IBM has launched a services unit that focuses on quickly getting businesses back on their feet after their IT infrastructure has been damaged or destroyed.

In an announcement IBM said the applications and data continuity practice is being established within IBM's Global Services arm and will bring together new and existing technologies to help customers prepare for the unexpected.

IBM claimed the latest methods should allow businesses to resume operations within about 20 minutes by maintaining linked remote systems that are fully synchronised with the main IT systems.

A key part of the practice is ensuring that customer applications and data files are available from a remote location if disaster strikes a main data centre, said Roger Schwanhausser, director of storage services at IBM Global Services. Too often, he said, customers think that if their data is backed up remotely, getting back into operation after a disaster is as simple as flicking a switch.

Instead, he said, data is not usually available quickly from a redundant data centre if the system has to be fired up and prepared for use beforehand.

IBM will now help customers create parallel remote data centres that feature cluster management capabilities on servers or mainframes, depending on the needs of the businesses.

By organising the remote data centres as offshoots of the main data facilities, all specified data and applications can be mirrored in a "shadow infrastructure" and be available in an emergency, Schwanhausser said. The remote centres can be located thousands of miles away.

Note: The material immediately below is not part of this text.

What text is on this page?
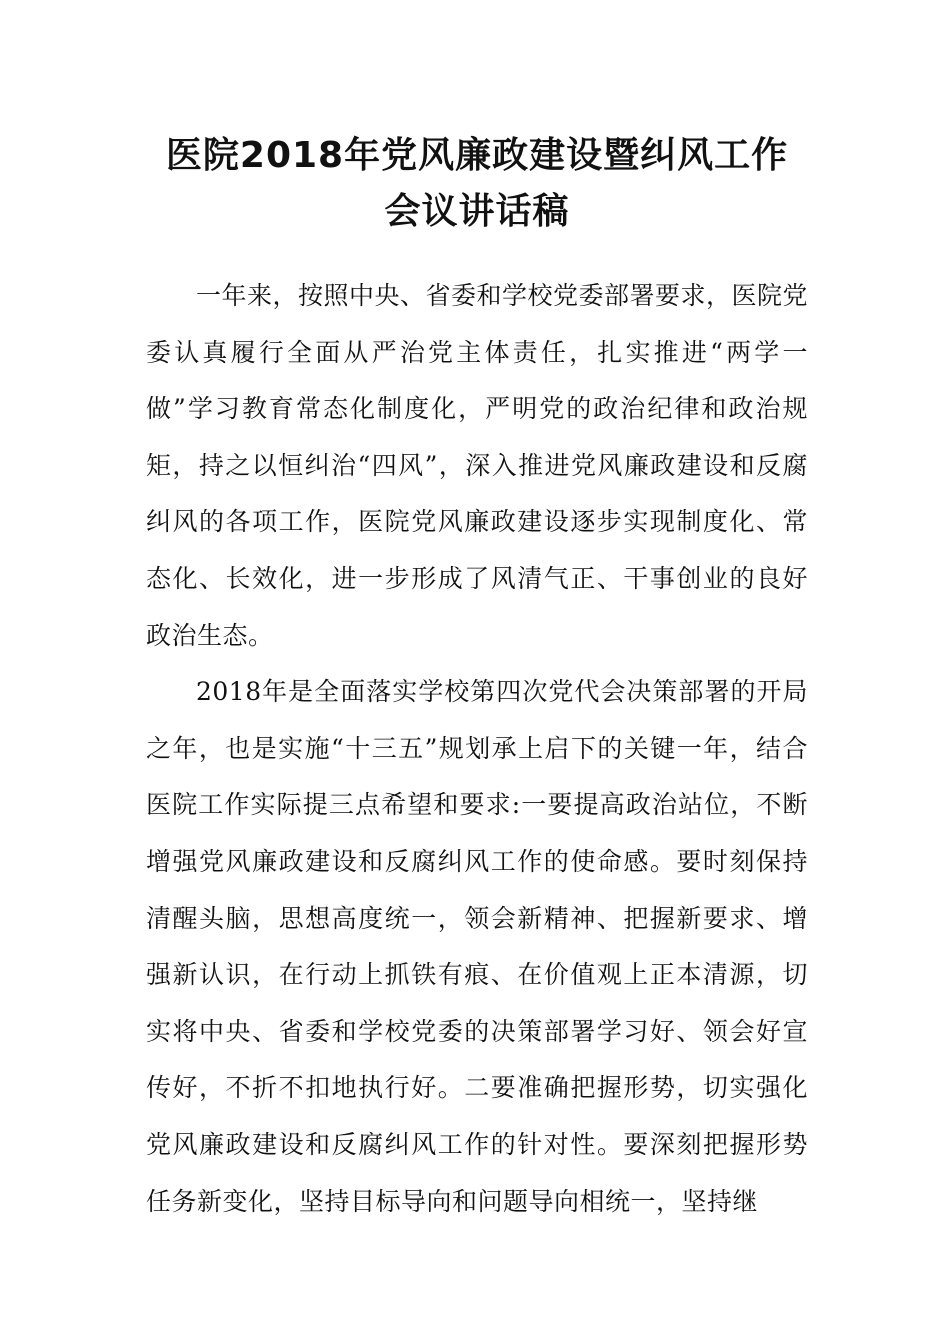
医院2018年党风廉政建设暨纠风工作
会议讲话稿

一年来，按照中央、省委和学校党委部署要求，医院党委认真履行全面从严治党主体责任，扎实推进“两学一做”学习教育常态化制度化，严明党的政治纪律和政治规矩，持之以恒纠治“四风”，深入推进党风廉政建设和反腐纠风的各项工作，医院党风廉政建设逐步实现制度化、常态化、长效化，进一步形成了风清气正、干事创业的良好政治生态。

2018年是全面落实学校第四次党代会决策部署的开局之年，也是实施“十三五”规划承上启下的关键一年，结合医院工作实际提三点希望和要求:一要提高政治站位，不断增强党风廉政建设和反腐纠风工作的使命感。要时刻保持清醒头脑，思想高度统一，领会新精神、把握新要求、增强新认识，在行动上抓铁有痕、在价值观上正本清源，切实将中央、省委和学校党委的决策部署学习好、领会好宣传好，不折不扣地执行好。二要准确把握形势，切实强化党风廉政建设和反腐纠风工作的针对性。要深刻把握形势任务新变化，坚持目标导向和问题导向相统一，坚持继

"There have been pieces of this total solution in place in the past," he said, but he added that few businesses have prepared themselves for fast redeployment in case of an emergency.

The new services unit comes at a time when more businesses are looking over contingency plans just eight months after the terrorist attacks on the US, he said. Before 11 September, "there wasn't the heightened interest and concerns about business continuity", Schwanhausser said. "Not to overstress it, but [11 September] caused us all to re-evaluate a lot of things."

The new services are aimed at financial, travel and retail businesses - where immediate recovery is critical and can mean the difference between continued sales and huge revenue losses.

Pricing for the consulting and configuration services is likely to range from the hundreds of thousands of dollars for businesses with modest needs to tens of millions of dollars for businesses with large needs. Once established, the facilities will be run by the IT staffs of the client companies.